Hang 'Em High
1968's HANG 'EM HIGH was Clint Eastwood's first Hollywood Western after achieving superstar status in Sergio Leone's "spaghetti" epics. This film, directed by TV vet and Eastwood stableman Ted Post, at times tries to ape that style. With what I consider to be intermittent success. It is front and center obvious with those (sometimes awkward) camera zooms and Dominic Frontiere's scoring, a decent attempt at capturing the Ennio Morricone elan. Such efforts don't entirely work. But if United Artists wanted to try, let 'em. The film was a box office success.
The set up promises a straightforward tale of vengeance. Jed Cooper (Eastwood) is left to swing from a tree after a posse of nine decides he murdered the man whose cattle he was found herding across a river. Frontier justice? A Federal Marshall happens along and cuts the noose just in time, and Cooper is brought before Judge Adam Fenton (Pat Hingle) of the Oklahoma territory, who determines his innocence and lets him go. But he knows a vengeful soul when he sees one, and warns the man that he'll hang from one of his famous six gallows if he's caught playing vigilante. The solution: hire Jed Cooper as a Marshal, not too much of a stretch as the stranger held a badge some time earlier. Does Jed accept the job simply to even the score and move on, or to resume a career calling?

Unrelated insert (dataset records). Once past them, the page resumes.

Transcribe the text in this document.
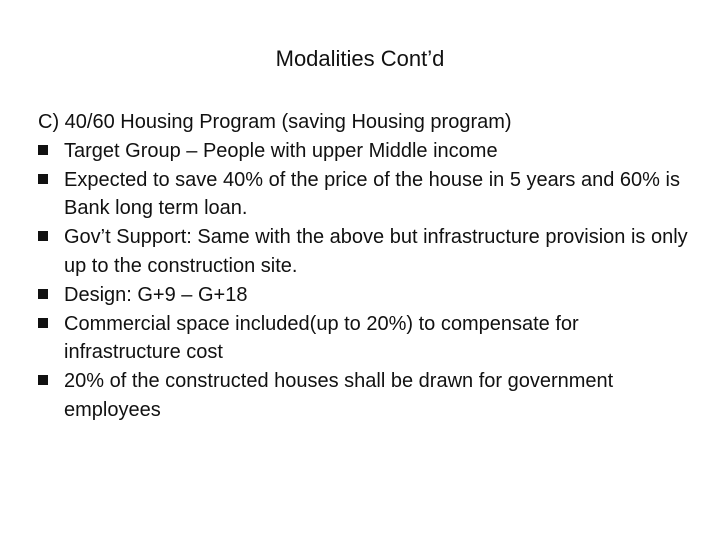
Modalities Cont’d
C) 40/60 Housing Program (saving Housing program)
Target Group – People with upper Middle income
Expected to save 40% of the price of the house in 5 years and 60% is Bank long term loan.
Gov’t Support: Same with the above but infrastructure provision is only up to the construction site.
Design: G+9 – G+18
Commercial space included(up to 20%) to compensate for infrastructure cost
20% of the constructed houses shall be drawn for government employees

I have to hand it to screenwriters Leonard Freeman and Mel Goldberg - they take a basic idea and develop it far beyond what I would've expected. Things get downright complicated, though not necessarily complex. The story adds numerous characters and plot entanglements along the way as Jed begins his hunt. One is a young woman named Rachel (Inger Stevens) on a bitter mission of her own. Others include a pair of teenage rustlers who get involved with Miller (Bruce Dern), one of those dirty nine, in another rustling incident. And a backwater sheriff named Ray Calhoun (Charles McGraw) who suffers a bad back and is even friends with some of that posse.. 

All of this adds to what I consider an overlong runtime, though shorter than the typical Leone pic, which certainly had their own convoluted plots. The late romance between Jed and Rachel also feels a bit like padding. Most intriguing was the thread involving the political machinations of Judge Fenton, who in a climactic scene explains his view of law and order and justice and their inevitable shortcomings. Someone who was more than ready to oversee a territory that was sure to soon become a United State, with a real governor and everything.
My description probably tipped you off that HANG 'EM HIGH is not just another shoot 'em up. There's precious little of that, but plenty of the patented Eastwood persona.